Продолжая тему производства определенных политик образов в виде совокупности аффектов, чувств и экстатических состояний, которые, как было сказано, могут выполнять субверсивную функцию по отношению к господствующим порядкам властных политик, Батлер обращает внимание на то, что еще Платон, признававший субверсивный потенциал поэзии, именно по этой причине был вынужден предложить исключить поэтов из проекта идеального, рационально организованного иерархического государства.
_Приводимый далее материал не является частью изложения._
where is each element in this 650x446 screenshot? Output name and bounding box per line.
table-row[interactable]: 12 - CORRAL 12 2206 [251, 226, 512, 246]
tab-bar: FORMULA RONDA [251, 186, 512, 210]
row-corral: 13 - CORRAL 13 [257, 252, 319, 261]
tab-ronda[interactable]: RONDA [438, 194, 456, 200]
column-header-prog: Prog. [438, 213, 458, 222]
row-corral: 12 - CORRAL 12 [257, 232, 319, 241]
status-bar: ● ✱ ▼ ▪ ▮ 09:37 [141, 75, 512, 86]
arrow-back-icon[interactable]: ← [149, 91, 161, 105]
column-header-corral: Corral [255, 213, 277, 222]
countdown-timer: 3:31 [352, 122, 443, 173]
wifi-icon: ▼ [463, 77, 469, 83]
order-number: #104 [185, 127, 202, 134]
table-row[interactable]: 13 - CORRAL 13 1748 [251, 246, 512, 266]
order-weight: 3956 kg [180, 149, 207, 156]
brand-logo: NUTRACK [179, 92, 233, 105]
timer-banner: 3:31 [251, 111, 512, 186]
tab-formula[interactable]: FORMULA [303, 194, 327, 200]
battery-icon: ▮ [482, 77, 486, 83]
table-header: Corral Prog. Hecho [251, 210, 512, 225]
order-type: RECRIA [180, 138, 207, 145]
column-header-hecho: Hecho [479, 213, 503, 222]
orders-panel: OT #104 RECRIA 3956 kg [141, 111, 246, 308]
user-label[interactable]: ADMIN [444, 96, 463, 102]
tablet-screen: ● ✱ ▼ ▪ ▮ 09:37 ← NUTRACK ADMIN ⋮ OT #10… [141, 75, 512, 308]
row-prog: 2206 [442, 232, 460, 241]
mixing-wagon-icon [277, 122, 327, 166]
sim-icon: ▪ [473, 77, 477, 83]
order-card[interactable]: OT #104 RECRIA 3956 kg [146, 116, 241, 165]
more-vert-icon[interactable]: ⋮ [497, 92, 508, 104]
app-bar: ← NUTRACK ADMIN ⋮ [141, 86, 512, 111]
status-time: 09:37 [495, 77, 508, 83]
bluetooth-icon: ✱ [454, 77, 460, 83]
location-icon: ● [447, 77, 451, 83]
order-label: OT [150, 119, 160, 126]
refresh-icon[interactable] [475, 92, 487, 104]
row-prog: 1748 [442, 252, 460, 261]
Однако если исключение Платоном поэта (принадлежащего к рансьеровскому «порядку своры», образованному как раз с бо́льшей (Спиноза) или ме́ньшей (Платон) степенью терпимости поэтами, философами и политиками «беспорядка народных собраний», «невежественной массы» [207]) мотивировалось тем, что поэт (он или она) может представлять угрозу для государства из-за своей способности к жесту double bind, превосходящему по этому критерию способности к тому же жесту «тирана» (вспомним надежду поэта на свои способности к жесту «двоякой обусловленности» у Лео Штрауса в «О тирании»), [208] то Батлер считает, что поэт должен быть исключен из идеального государства Платона не потому, что обладает уникальной индивидуальностью эстетического «я», но потому, что его «я» – в отличие от «я» «тирана» – соединено с другими жителями полиса, с теми, кого принято обозначать через концепт «мы». Другими словами, функция субъективации в виде поэтического «я» у Батлер не существует вне функции субъективации в виде «мы».
Почему?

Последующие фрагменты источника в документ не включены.